Actor Rob Brown’s versatility is all over NBC’s ‘Blindspot’
Working as a film actor taught him ‘how to fit 20 pounds of action and drama in a five-pound bag’
He was born in Harlem, raised in Brooklyn and now lives in the same neighborhood that he attributes to helping shape him. Actor Rob Brown says being a New Yorker has served him well in the “industry.” Now he’s in the midst of his role as FBI Special Agent Edgar Reade on NBC’s Blindspot, which airs every Wednesday.
“I feel like New Yorkers go after things. We have a certain amount of strength and we’re not afraid to fail.”
In Blindspot, Reade has no memory of the past. His suppressed memory and the unsolved mysteries include the murder of Coach Jones — an adult he befriended at Mulmur Hills Football Camp. Reade attended the University of Michigan, where he still holds the record for most receiving yards. In a chilling plot twist, the character wonders if he was one of Coach Jones’ sexual abuse victims and he is trying to figure out if he was somehow involved in his murder while doing his job as an FBI agent.
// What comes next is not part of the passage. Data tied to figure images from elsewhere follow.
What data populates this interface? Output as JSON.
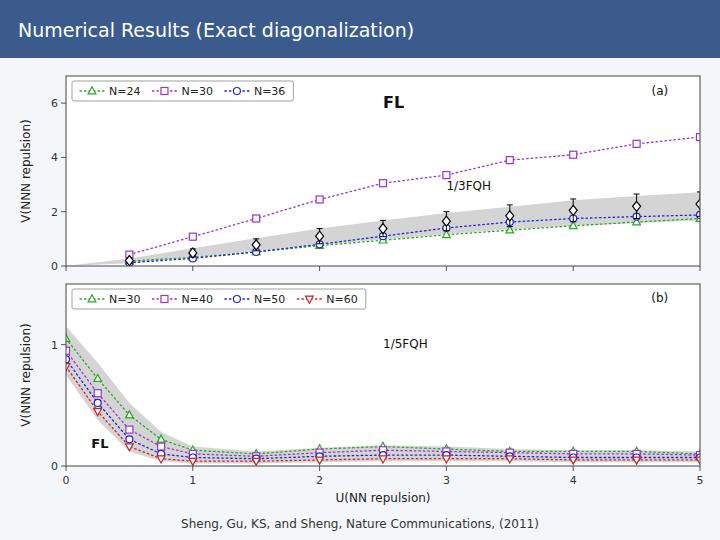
{
  "title": "Numerical Results (Exact diagonalization)",
  "caption": "Sheng, Gu, KS, and Sheng, Nature Communications, (2011)",
  "chart_data": [
    {
      "type": "line",
      "ylabel": "V(NNN repulsion)",
      "xlim": [
        0,
        5
      ],
      "ylim": [
        0,
        7
      ],
      "xticks": [
        0,
        1,
        2,
        3,
        4,
        5
      ],
      "yticks": [
        0,
        2,
        4,
        6
      ],
      "tick_labels": "y",
      "grid": false,
      "legend": "upper left",
      "annotations": [
        "FL",
        "1/3FQH",
        "(a)"
      ],
      "series": [
        {
          "type": "area",
          "color": "#aaaaaa",
          "x": [
            0.0,
            0.5,
            1.0,
            1.5,
            2.0,
            2.5,
            3.0,
            3.5,
            4.0,
            4.5,
            5.0
          ],
          "low": [
            0.0,
            0.1,
            0.32,
            0.55,
            0.78,
            0.98,
            1.18,
            1.35,
            1.48,
            1.58,
            1.68
          ],
          "high": [
            0.0,
            0.28,
            0.65,
            1.02,
            1.38,
            1.68,
            1.95,
            2.18,
            2.42,
            2.58,
            2.72
          ]
        },
        {
          "name": "N=24",
          "type": "line",
          "color": "#22aa22",
          "marker": "triangle",
          "line_style": "dotted",
          "x": [
            0.5,
            1.0,
            1.5,
            2.0,
            2.5,
            3.0,
            3.5,
            4.0,
            4.5,
            5.0
          ],
          "values": [
            0.18,
            0.32,
            0.52,
            0.75,
            0.95,
            1.15,
            1.32,
            1.48,
            1.62,
            1.75
          ]
        },
        {
          "name": "N=30",
          "type": "line",
          "color": "#9933cc",
          "marker": "square",
          "line_style": "dotted",
          "x": [
            0.5,
            1.0,
            1.5,
            2.0,
            2.5,
            3.0,
            3.5,
            4.0,
            4.5,
            5.0
          ],
          "values": [
            0.42,
            1.08,
            1.75,
            2.45,
            3.05,
            3.35,
            3.9,
            4.1,
            4.5,
            4.75
          ]
        },
        {
          "name": "N=36",
          "type": "line",
          "color": "#2222cc",
          "marker": "circle",
          "line_style": "dotted",
          "x": [
            0.5,
            1.0,
            1.5,
            2.0,
            2.5,
            3.0,
            3.5,
            4.0,
            4.5,
            5.0
          ],
          "values": [
            0.12,
            0.28,
            0.52,
            0.8,
            1.1,
            1.4,
            1.62,
            1.75,
            1.82,
            1.88
          ]
        },
        {
          "type": "scatter",
          "color": "#000000",
          "marker": "diamond",
          "x": [
            0.5,
            1.0,
            1.5,
            2.0,
            2.5,
            3.0,
            3.5,
            4.0,
            4.5,
            5.0
          ],
          "values": [
            0.2,
            0.48,
            0.78,
            1.1,
            1.38,
            1.65,
            1.85,
            2.05,
            2.2,
            2.28
          ],
          "errors": [
            0.1,
            0.15,
            0.22,
            0.28,
            0.3,
            0.35,
            0.4,
            0.42,
            0.45,
            0.45
          ]
        }
      ]
    },
    {
      "type": "line",
      "xlabel": "U(NN repulsion)",
      "ylabel": "V(NNN repulsion)",
      "xlim": [
        0,
        5
      ],
      "ylim": [
        0,
        1.5
      ],
      "xticks": [
        0,
        1,
        2,
        3,
        4,
        5
      ],
      "yticks": [
        0,
        1
      ],
      "grid": false,
      "legend": "upper left",
      "annotations": [
        "1/5FQH",
        "FL",
        "(b)"
      ],
      "series": [
        {
          "type": "area",
          "color": "#aaaaaa",
          "x": [
            0.0,
            0.25,
            0.5,
            0.75,
            1.0,
            1.5,
            2.0,
            2.5,
            3.0,
            3.5,
            4.0,
            4.5,
            5.0
          ],
          "low": [
            0.75,
            0.38,
            0.12,
            0.04,
            0.02,
            0.02,
            0.03,
            0.04,
            0.04,
            0.04,
            0.03,
            0.03,
            0.03
          ],
          "high": [
            1.15,
            0.85,
            0.52,
            0.28,
            0.16,
            0.12,
            0.15,
            0.17,
            0.16,
            0.14,
            0.13,
            0.13,
            0.12
          ]
        },
        {
          "name": "N=30",
          "type": "line",
          "color": "#22aa22",
          "marker": "triangle",
          "line_style": "dotted",
          "x": [
            0.0,
            0.25,
            0.5,
            0.75,
            1.0,
            1.5,
            2.0,
            2.5,
            3.0,
            3.5,
            4.0,
            4.5,
            5.0
          ],
          "values": [
            1.05,
            0.72,
            0.42,
            0.22,
            0.13,
            0.1,
            0.14,
            0.16,
            0.14,
            0.12,
            0.12,
            0.12,
            0.1
          ]
        },
        {
          "name": "N=40",
          "type": "line",
          "color": "#9933cc",
          "marker": "square",
          "line_style": "dotted",
          "x": [
            0.0,
            0.25,
            0.5,
            0.75,
            1.0,
            1.5,
            2.0,
            2.5,
            3.0,
            3.5,
            4.0,
            4.5,
            5.0
          ],
          "values": [
            0.95,
            0.6,
            0.3,
            0.16,
            0.1,
            0.08,
            0.11,
            0.13,
            0.12,
            0.11,
            0.1,
            0.1,
            0.09
          ]
        },
        {
          "name": "N=50",
          "type": "line",
          "color": "#2222cc",
          "marker": "circle",
          "line_style": "dotted",
          "x": [
            0.0,
            0.25,
            0.5,
            0.75,
            1.0,
            1.5,
            2.0,
            2.5,
            3.0,
            3.5,
            4.0,
            4.5,
            5.0
          ],
          "values": [
            0.88,
            0.52,
            0.22,
            0.1,
            0.07,
            0.06,
            0.08,
            0.09,
            0.09,
            0.08,
            0.07,
            0.07,
            0.07
          ]
        },
        {
          "name": "N=60",
          "type": "line",
          "color": "#cc2222",
          "marker": "triangle_down",
          "line_style": "dotted",
          "x": [
            0.0,
            0.25,
            0.5,
            0.75,
            1.0,
            1.5,
            2.0,
            2.5,
            3.0,
            3.5,
            4.0,
            4.5,
            5.0
          ],
          "values": [
            0.82,
            0.45,
            0.16,
            0.06,
            0.04,
            0.04,
            0.05,
            0.06,
            0.06,
            0.06,
            0.05,
            0.05,
            0.05
          ]
        }
      ]
    }
  ]
}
Brown’s character is also a former college football player in Blindspot. He played sports growing up and stakes his claim as a huge sports fan because it involves a high level of collaboration.
‘I just love collaborating,” Brown said. “That’s what I love to do in general. On small projects, on big projects, if I look in my history, I’m always involved in some kind of project with a group of people. I love collaborations. Football teams, for example, you need 11 guys working towards one goal and they all have different assignments. If one guy breaks an assignment, he kind of destroys the integrity of a play. I really enjoy teamwork and celebrating everyone’s individual virtuosity that ultimately comes together to form something great.”
While attending college at Amherst, Brown balanced his education and his acting career. He took on the role of high school basketball player and young father to portray Kenyon Stone in the 2005 biopic Coach Carter. His basketball coach in the film? Samuel L. Jackson, who played the lead role as Ken Carter.
Brown, 32, is known for his breakout lead role in the 2001 feature film Finding Forrester, starring alongside Sean Connery. Brown was thrust into the role with no previous acting experience and nailed it.
Brown played the lead role in The Express opposite Dennis Quaid, in which he was nominated for an NAACP best actor award for his performance.
He was in a starring role with actor Antonio Banderas in New Line’s feature Take the Lead. In 2009, Brown was next to Hollywood stars Ryan Phillippe, Channing Tatum and Joseph Gordon-Levitt in the Paramount feature film Stop-Loss.
“In those films in particular we worked a lot of hours. We kind of fit 20 pounds of action and drama in a five-pound bag,” Brown said.
He was a regular for four seasons on the critically acclaimed HBO series Treme, a depiction of life in New Orleans after Hurricane Katrina. The show ended its run in 2014.
Brown says he’s been taught by some of the best educators and coaches in the country.
“I grew up without a father, but I don’t think I missed out on anything because at any given time I was being coached by some guy who kind of stepped in. It’s like a composite that I’ve carried with me that I’m proud of. I try to take good examples seriously,” Brown said.
The most difficult part of Brown’s journey has been transitioning quickly from role to role because of so many acting opportunities.
“I’ve been blessed throughout the years to move around and travel, but that constant transition is kind of a drag – just moving and getting and settled in again. I guess I’m lazy in that regard. I don’t like moving and packing boxes,” Brown said.
While he doesn’t have much of a footprint on social media, he does engage on Twitter and Instagram.
Brown’s bursting onto the acting scene with big stars so early in his career has called for times where he’s had to display a high level of courage.
“I think it’s a function of growing up in New York,” Brown said. “I’m willing to try anything within reason. I’ve been blessed to go to school and end up doing what I do now. As a black man I have to be courageous if for no other reason, things are counterintuitive. From that standpoint it’s nothing for me to go into an audition.”
Brown plays an FBI agent on the NBC show, but he has experienced his own share of woes with law enforcement.
In June 2013, Brown was on the receiving end of racial profiling. After purchasing a $1,350 watch as a gift for his mother at the flagship Macy’s store in Manhattan’s Herald Square, he was stopped by three plainclothes New York Police Department detectives.
Brown filed a class-action lawsuit on behalf of himself and other individuals of color who have experience racial profiling at the store, according to court documents in November 2013.
The following June he reached “settlement in principle” in the racial profiling lawsuits against Macy’s and New York.
“I’m not afraid of the police,” Brown said. “I don’t avoid them. I respect them. But I have been actively trying not to get shot. I think they’re treated unfairly. Like the difference of pay in New York City cops and county cops. It doesn’t make any sense. But on the flip, automatically it sucks … ”
Brown says sometimes there is a feeling that when he’s driving around he has to be conscious of where police are, fearing that he could get pulled over.